Finalement, et après avoir passé d’innombrables heures en studio à expérimenter sur du Daft Punk, la tornade blonde s’est assagie – bien que le mot soit trop fort – au contact du compositeur turc Mercan Dede, qui mélange musique soufie et électro actuel. «Plus je l’ai écoutée, plus j’ai été happée par cette sonorité sensuelle. Je me suis mise à travailler la danse un peu autrement, tranquillement. Y a quelque chose de plus fluide dans le mouvement. Cette idée de bleu est arrivée, je pense, avec cette musique moyenne orientale qui apporte des nuances à tout.»

Même après plus de deux ans de tournée, So Blue est resté relativement fidèle à la version d’origine. Pas de changement drastique: un simple et subtil polissage a suffi, comme pour resserrer le spectacle. «C’est une pièce crue et brute. […] J’ai pas étiré une sauce longtemps.

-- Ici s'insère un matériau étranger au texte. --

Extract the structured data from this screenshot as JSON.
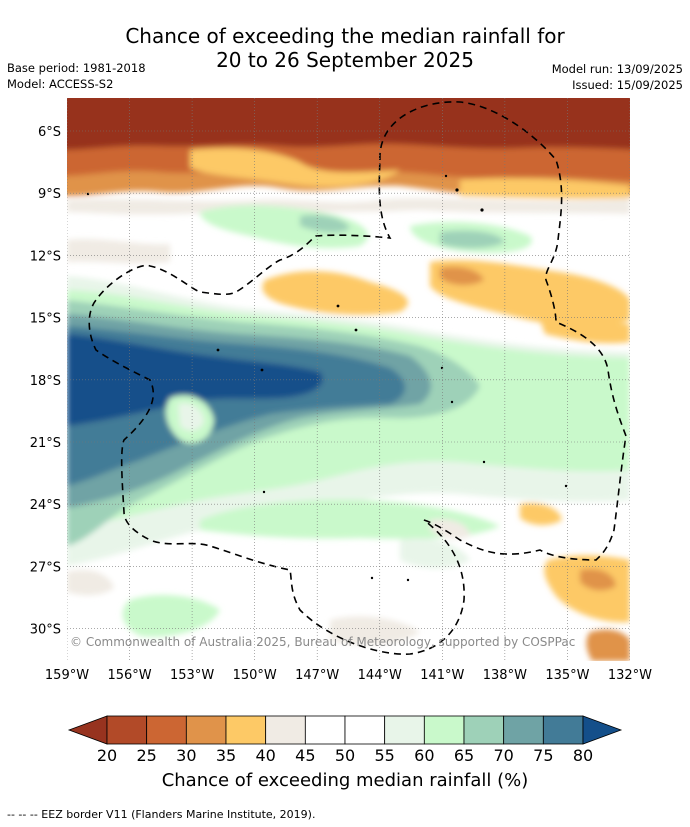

Dès qu’on trouve un truc, ça peut faire une pièce intéressante, d’étirer quelque chose pendant une heure et de le décliner de toutes les manières. Mais y a beaucoup de choses intéressantes dans cette pièce-là sur le plan de la gestuelle, déjà.»

Sur sa table à dessin? Une nouvelle création signée de sa plume qui sera dévoilée en grande première en Allemagne au mois de février 2016.